Holdings also must have “a competitive moat around the business, a strong balance sheet, high inherent profitability and a high-quality management team,” he said.
To assemble the portfolio, the fund’s managers and analysts collaborate to identify 50 holdings that meet these criteria. Mr. Weatherbie and his co-portfolio managers — H. George Dai and Joshua D. Bennett — next take an unusual step.
They divide the portfolio into three baskets. The managers then independently evaluate the 50 stocks, each determining the portion of the fund’s assets dedicated to each stock in his basket. As a result, the fund’s largest stakes are the stocks most favored by all three.
“Why is Chegg (CHGG) or FirstService (FSV) a top five holding?” Mr.
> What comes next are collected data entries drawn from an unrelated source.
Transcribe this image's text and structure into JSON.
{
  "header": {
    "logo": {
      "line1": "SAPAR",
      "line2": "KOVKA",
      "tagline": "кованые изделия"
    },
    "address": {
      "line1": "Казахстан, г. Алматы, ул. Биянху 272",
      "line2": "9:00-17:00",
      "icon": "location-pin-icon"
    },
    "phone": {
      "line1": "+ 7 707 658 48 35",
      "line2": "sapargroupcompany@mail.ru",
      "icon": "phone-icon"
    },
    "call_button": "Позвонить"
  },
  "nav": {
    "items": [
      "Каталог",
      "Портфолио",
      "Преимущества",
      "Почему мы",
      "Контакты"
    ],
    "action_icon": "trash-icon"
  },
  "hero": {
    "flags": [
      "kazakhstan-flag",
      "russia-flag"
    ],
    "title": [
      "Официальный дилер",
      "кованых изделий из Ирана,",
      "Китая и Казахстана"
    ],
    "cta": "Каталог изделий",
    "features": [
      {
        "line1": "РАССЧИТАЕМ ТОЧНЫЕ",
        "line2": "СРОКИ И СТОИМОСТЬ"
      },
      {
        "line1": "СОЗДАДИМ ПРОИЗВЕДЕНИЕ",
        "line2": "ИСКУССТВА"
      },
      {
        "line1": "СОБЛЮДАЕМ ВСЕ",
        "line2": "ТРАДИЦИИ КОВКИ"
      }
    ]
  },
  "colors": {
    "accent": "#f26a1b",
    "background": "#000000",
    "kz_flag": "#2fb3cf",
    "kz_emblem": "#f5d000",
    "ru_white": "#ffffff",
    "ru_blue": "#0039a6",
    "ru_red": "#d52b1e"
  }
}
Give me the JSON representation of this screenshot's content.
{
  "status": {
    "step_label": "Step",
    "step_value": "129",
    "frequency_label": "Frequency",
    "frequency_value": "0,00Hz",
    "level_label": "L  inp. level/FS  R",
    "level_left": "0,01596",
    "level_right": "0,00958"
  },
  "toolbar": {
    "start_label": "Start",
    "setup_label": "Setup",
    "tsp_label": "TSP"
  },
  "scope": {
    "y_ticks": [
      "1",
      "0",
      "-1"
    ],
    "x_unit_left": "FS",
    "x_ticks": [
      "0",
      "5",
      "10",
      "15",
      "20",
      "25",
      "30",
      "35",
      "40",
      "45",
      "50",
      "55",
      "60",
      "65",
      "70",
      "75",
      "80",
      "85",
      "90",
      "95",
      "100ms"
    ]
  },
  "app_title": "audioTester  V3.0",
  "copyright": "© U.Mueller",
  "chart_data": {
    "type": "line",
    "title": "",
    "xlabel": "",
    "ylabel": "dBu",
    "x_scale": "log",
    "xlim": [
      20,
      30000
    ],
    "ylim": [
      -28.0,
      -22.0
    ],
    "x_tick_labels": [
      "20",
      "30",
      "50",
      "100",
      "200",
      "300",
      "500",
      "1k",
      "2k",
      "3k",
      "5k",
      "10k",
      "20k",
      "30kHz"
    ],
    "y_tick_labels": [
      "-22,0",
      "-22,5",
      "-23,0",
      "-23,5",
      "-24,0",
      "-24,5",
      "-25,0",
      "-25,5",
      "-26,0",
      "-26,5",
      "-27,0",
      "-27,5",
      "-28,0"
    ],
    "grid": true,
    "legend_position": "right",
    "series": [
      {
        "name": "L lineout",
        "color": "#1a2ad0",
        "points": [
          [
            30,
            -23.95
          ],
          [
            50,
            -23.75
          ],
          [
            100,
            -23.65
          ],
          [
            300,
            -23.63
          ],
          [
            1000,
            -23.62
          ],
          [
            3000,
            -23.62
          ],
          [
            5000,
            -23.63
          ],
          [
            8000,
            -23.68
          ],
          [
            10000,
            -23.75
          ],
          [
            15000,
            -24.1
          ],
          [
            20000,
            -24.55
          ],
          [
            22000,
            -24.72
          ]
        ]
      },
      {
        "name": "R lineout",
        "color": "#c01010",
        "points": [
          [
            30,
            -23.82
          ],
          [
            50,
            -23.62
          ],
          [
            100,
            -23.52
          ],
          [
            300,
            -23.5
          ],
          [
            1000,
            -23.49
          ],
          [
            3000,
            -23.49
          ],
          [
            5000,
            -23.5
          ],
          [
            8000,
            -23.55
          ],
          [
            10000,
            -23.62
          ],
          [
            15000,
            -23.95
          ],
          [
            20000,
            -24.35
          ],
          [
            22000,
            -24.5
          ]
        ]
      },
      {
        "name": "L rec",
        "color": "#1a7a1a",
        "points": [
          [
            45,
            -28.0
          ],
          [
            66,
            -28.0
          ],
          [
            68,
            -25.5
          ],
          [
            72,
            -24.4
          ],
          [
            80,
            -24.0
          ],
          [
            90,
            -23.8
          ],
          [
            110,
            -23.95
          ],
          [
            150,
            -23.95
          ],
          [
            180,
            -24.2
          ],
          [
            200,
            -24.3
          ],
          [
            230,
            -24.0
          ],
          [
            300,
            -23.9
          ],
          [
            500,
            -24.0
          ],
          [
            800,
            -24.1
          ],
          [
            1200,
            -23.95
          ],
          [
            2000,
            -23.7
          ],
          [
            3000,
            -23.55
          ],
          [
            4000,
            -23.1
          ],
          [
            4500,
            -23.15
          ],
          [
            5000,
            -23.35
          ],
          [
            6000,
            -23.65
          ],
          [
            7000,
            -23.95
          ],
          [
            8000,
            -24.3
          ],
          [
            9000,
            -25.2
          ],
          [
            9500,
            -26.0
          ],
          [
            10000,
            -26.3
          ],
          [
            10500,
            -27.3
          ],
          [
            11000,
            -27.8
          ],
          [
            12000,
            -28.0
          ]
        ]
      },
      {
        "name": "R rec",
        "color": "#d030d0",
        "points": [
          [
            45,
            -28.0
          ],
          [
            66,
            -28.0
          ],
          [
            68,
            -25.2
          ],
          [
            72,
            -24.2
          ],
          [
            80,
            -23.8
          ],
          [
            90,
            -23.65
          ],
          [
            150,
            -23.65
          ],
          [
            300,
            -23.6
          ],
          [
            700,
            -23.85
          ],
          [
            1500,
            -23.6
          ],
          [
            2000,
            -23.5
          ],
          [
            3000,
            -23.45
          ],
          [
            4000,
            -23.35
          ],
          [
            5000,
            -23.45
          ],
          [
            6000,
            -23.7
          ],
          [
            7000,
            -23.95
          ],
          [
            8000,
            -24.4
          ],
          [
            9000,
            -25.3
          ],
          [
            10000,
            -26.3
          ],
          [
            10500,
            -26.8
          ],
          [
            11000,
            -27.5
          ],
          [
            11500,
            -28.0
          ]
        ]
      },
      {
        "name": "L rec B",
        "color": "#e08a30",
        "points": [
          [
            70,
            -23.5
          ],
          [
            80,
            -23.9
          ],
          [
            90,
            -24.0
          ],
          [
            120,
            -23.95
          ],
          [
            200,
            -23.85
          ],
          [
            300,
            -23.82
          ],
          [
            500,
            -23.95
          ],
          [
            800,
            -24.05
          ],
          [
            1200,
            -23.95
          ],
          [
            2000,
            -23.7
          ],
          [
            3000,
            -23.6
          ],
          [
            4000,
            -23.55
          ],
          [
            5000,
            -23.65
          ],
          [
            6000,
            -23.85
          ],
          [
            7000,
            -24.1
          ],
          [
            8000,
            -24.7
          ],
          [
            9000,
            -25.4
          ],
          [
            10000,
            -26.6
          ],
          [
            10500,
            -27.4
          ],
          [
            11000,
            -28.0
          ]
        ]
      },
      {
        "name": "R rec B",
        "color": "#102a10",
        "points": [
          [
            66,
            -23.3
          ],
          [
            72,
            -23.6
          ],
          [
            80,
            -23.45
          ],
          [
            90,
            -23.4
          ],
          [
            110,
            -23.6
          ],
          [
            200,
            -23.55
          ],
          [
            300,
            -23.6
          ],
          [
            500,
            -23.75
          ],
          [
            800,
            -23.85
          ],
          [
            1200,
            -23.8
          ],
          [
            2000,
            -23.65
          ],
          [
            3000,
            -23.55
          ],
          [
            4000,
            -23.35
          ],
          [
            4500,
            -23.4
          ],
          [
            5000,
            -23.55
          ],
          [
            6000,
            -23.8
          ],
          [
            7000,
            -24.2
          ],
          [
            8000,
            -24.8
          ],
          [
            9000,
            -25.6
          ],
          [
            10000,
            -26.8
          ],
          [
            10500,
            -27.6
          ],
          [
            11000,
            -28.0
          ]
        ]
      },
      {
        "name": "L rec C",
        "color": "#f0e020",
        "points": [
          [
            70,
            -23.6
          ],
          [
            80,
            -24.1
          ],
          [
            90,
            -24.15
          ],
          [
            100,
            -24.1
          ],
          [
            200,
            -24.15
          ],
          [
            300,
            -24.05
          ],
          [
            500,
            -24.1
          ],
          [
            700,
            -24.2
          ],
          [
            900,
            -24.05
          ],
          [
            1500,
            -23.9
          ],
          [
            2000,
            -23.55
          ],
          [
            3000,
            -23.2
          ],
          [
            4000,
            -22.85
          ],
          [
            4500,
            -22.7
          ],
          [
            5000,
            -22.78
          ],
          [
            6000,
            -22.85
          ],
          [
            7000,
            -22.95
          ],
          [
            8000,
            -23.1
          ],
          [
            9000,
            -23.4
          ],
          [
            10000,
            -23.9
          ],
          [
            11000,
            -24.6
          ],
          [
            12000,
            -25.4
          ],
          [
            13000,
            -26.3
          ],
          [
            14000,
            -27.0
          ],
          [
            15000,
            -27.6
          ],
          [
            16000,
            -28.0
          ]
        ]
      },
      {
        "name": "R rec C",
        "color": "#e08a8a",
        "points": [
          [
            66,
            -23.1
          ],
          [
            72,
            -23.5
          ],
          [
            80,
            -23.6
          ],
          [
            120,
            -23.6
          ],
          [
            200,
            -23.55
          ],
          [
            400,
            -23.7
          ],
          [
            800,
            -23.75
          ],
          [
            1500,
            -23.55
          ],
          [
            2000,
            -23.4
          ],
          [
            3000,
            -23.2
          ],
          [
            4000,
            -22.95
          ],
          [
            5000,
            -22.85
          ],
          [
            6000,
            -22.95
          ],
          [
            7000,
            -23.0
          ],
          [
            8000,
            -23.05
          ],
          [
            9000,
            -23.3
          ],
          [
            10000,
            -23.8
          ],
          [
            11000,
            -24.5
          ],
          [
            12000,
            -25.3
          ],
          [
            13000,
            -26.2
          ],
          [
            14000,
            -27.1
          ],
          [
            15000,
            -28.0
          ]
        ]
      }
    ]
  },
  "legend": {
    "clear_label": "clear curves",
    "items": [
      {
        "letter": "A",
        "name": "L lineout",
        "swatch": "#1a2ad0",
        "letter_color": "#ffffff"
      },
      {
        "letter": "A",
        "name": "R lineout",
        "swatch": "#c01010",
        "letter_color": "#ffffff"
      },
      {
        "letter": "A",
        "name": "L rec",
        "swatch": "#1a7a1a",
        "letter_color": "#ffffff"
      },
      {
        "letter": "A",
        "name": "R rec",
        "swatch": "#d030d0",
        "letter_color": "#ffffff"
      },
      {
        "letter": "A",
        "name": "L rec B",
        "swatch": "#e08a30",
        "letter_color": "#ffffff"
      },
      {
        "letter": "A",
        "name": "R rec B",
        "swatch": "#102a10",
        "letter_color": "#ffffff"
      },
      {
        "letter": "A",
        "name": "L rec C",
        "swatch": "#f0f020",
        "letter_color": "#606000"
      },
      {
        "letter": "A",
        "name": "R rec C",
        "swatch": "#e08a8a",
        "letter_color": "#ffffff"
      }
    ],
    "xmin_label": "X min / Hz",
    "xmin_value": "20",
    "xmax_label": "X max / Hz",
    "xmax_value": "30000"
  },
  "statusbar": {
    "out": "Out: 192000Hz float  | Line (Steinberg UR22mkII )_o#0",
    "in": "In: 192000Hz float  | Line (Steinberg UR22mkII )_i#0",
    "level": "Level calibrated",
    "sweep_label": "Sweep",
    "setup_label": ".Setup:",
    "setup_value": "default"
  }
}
Weatherbie asked. “Because each of us has determined that those are high-conviction names.”
Chegg is an education-services company, while FirstService is a property manager and service provider for condos and cooperatives.
Mr. Bennett said both companies exemplify something the managers hunt for: They’re fast growers in “mundane markets” not associated with zippy stocks in the way, say, consumer electronics and online entertainment are. Mr. Weatherbie added: “Our process enables us to identify hidden gems in mundane industries.”
The Alger fund, whose A shares have an expense ratio of 1.33 percent, returned 30.58 percent in the first quarter.
Lord Abbett Developing Growth Fund (LAGWX)
F. Thomas O’Halloran, the lead manager of the Lord Abbett Developing Growth Fund (LAGWX), seeks companies that show both disruption and momentum. For example, he has won lately with such well-known names as Yeti Holdings, the maker of insulated cups and coolers, and Roku, the video streaming outfit.
These companies are disrupting their industries, he says, and their shares have lately trended upward.
Take Roku and its streaming devices, which compete with ones sold by such tech behemoths as Apple (AAPL) and Amazon. “It’s not that one form of streaming is better than another,” Mr. O’Halloran said. “It’s that streaming is better than cable and regular TV, and Roku is the only Swiss-neutral platform.” Other devices are interwoven with technologies or business models peddled by their sellers.
Mr. O’Halloran said he often finds promising picks among consumer stocks for the simple reason that consumer purchases drive growth in the United States. “That’s where 70 percent of spending in U.S. economy is,” he said.
When considering what to wager on, Mr. O’Halloran said, he prefers companies with hefty potential markets — like Yeti. “The whole planet likes its food and beverages at the right temperature,” he said.
He differs from some portfolio managers in that he bars members of his analyst team from writing reports on the companies they follow, relying instead on quick emails and frequent meetings. Churning out reports can lead to delays and self-defeating behavior, he said. “By the time you get a report done, a quarter to half of the stock move may be over. And when the stock peaks, you don’t want to let it go, because you wrote the big report on it.”
Mr. O’Halloran’s fund, whose A shares have an expense ratio of 0.93 percent, returned 27.13 percent in the first quarter.